I think that my own thoughts on this subject need some time to ripen; pain and birth has been hardwired into my brain as well, and it will take some time to undo the pattern. Women are capable of experienceing birth as erotic and pleasurable. I know that Ina May has been quoted several times as saying something about how the same sexy energy that got that baby up there in the first place is the same energy needed to get the baby out. I wonder if this is something you see more often in a homebirth, becuase this is certainly something you’d never see in a hospital! I wonder how many of the sensations of birth are interpreted as painful just because that is how we’ve been socialized into thinking about it. I wonder if there are ways to keep a woman open to the possibility that birth may not necessarily be painful.

Hysterical paroxysms

Filed under: Feminism, Sex and Sexuality — The Midwife at 1:19 am on Thursday, July 7, 2005

Slate has put together a very amusing slide show on the history of vibrators. For centuries, women were treated for “hysteria”, which, as it turns out, was just a glorified term for the expression of female sexual needs outside of the penetration alone paradigm. Touch-starved well-bred Victorian women who weren’t getting off on their husband’s idea of sex, but who were all hot and bothered anyway, with no release (especially when masturbation was unthinkable for women), were often labeled “hysteric” and sent to the doctor’s office for treatment. Treatment was vulvular massage to the point of “paroxysm”, and was often viewed as a lucrative but menial chore by many doctors.
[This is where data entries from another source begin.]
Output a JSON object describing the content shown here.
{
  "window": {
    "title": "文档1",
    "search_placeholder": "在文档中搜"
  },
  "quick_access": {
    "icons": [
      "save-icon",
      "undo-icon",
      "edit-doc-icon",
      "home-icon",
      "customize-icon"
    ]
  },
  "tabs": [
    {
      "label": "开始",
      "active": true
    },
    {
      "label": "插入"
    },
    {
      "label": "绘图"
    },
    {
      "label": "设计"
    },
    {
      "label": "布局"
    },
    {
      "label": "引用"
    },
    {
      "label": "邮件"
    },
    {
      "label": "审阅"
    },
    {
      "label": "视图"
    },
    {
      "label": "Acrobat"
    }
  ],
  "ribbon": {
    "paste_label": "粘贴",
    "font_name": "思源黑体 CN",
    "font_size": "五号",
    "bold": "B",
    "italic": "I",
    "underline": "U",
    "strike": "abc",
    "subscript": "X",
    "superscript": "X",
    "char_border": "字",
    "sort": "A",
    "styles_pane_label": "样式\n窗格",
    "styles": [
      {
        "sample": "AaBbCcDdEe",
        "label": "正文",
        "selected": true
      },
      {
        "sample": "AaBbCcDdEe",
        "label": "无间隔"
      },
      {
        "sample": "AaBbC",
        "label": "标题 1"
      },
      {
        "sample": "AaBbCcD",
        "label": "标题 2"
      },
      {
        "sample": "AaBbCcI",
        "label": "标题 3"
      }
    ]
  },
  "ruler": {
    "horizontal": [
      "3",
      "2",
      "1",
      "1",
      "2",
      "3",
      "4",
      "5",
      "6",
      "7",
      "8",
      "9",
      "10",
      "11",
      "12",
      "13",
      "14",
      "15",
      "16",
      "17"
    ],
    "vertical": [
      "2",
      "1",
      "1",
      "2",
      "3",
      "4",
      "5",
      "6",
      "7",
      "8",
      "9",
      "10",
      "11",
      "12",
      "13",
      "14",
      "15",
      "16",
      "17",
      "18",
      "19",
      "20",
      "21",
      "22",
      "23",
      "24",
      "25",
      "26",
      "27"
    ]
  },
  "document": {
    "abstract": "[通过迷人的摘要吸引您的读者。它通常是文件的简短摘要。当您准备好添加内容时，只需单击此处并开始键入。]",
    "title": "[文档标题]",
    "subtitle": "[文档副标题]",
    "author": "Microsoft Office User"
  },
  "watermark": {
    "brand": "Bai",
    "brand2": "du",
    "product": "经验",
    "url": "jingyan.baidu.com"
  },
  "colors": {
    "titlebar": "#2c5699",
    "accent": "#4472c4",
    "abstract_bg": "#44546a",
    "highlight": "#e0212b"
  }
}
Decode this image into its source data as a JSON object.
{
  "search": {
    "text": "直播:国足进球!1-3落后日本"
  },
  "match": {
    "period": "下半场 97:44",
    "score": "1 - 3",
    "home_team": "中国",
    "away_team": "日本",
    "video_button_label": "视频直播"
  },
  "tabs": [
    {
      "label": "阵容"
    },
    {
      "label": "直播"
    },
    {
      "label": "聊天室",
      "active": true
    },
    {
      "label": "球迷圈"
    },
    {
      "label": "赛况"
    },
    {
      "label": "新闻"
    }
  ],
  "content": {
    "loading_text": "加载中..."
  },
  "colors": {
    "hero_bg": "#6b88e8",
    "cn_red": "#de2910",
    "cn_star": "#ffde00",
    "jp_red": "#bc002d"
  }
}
Fed up with the time-consuming tedium of stimulating a woman to paroxysm (which could sometimes take over an hour—how dull and difficult!), an enterprising British doctor invented the first vibrator in the 1880s, which mechanized the entire process and made it a whole lot faster, allowing the doctor to relieve more patients in less time. And thus the first female sex toy was born.

It’s a great slide show, check it out. The book mentioned in the slide show (The Technology of Orgasm : “Hysteria,” the Vibrator, and Women’s Sexual Satisfaction, by Rachel P. Maines) looks pretty interesting, as well.